In my day, we didn’t have video games.  Although I do remember Pac Man and some other starter arcade games.  But we didn’t have them in our house or in our pocket.  You had to go to the pizza shop or some restaurant and have some change to play the games against the back wall.  In my day, TV was black and white.  We really mainly watched it on Sundays together as a family – the Disney show or National Geographic stories with Jacques Cousteau and cartoons on weekend mornings.  So, what does a kid do with himself if he doesn’t have video games?  That seems to be a big question for many young kids (including my own). The question is:  If not video games, how does one manage through, “I’m bored?”

In my day, if we were underfoot, we were kicked outside to play until it was dark or until my dad whistled us in.  There we either organized for neighborhood play or we used our imaginations to dream up something fun.  Organized play involved gathering all the neighborhood kids together for a rousing game of kick-the-can.  How we all knew that there was to be a game without a cell phone is beyond me.  I think as kids we must have had some type of internal radar.  In no time whatsoever, we would all wind up in one of the backyards arriving on foot, on bike, even on pony.  Yes, a pony! 

Eli Miller, a neighbor boy had a little brown pony which he hopped on barefoot and bareback and trotted across the backyards at a tremendous pace to join the games.  Once there, he would toss his bridle around a tree and park his little pony between the piles of bikes.  The bikes were hand-me-downs and jacked up banana bikes, girl bikes, and boy bikes.  The kids were as different as the bikes:  tall kids, skinny kids, girls, tomboys, big boys, little boys wanting to be big boys, etc.  The oldest boys were team captains and took turns at selecting team members.  Everyone played.  The can was kicked and we all scattered.  We played that game late into the evening, sweaty and sticky and out of breath from running and hiding, and itchy from hungry mosquitoes that followed you everywhere.  
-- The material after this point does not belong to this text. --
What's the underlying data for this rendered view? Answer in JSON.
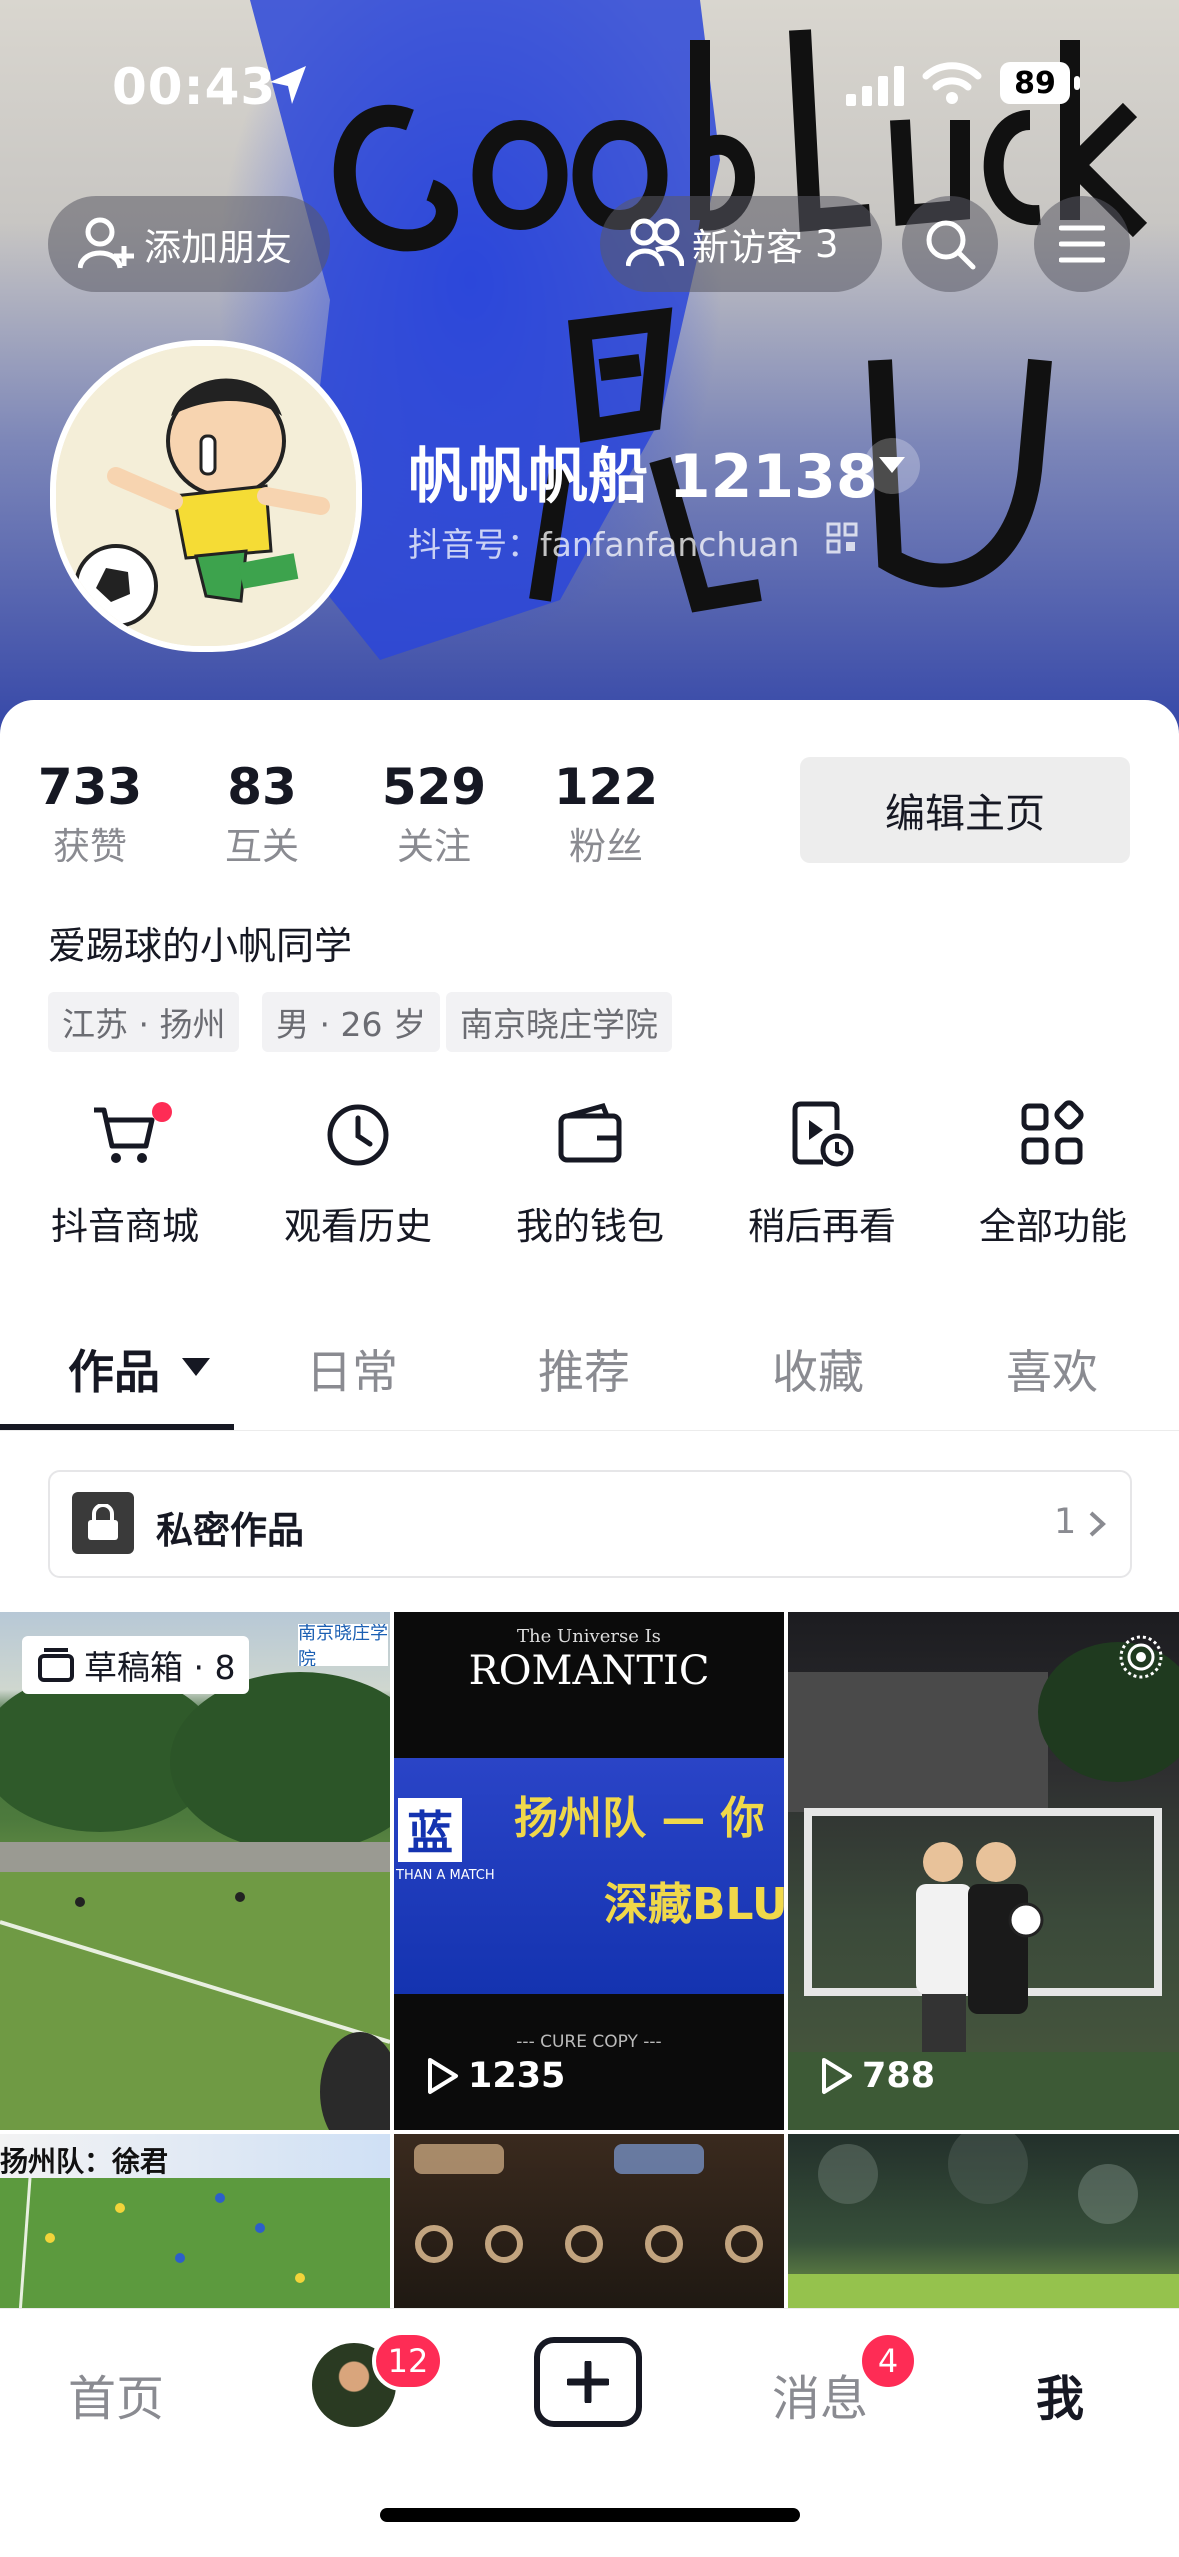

Other days, my sisters and I would get together with the other young girls and would take our bikes out in the woods.  There on the well-worn bike trails, we would make houses from wild grapevines.  The grapevines hung down thick, stringy and heavy from the trees to the ground and formed little nooks within their viney arms.  We would sweep out these homegrown nooks and assign them as our houses.  We would bring along snacks or make pretend snacks from the vegetation around us.  In our minds, our houses were real and the trails were our streets, and our bikes were cars.  And we lived and visited each other in our make believe suburbia.

My dad planted small pine trees along the border of our yard.  Today they’re twice as tall as a two story home.  Then, they were just big enough for a 12 year old girl to hop over, one at a time.  In between the trees were stalls.  Well they really weren’t “stalls.”  But to my sisters and me, they were stalls.  We had imaginary horses.  Mine was Trixie, my sister's was Dixie (are you sensing a theme here?) and my other sister named her's Pixie (I’m guessing on that one).  We pranced around the yard on our wild wild horses.  We raced them.  They were fast.  We took very good care of them.  We brushed our horses and fed them grass and tucked them into their stalls to rest. 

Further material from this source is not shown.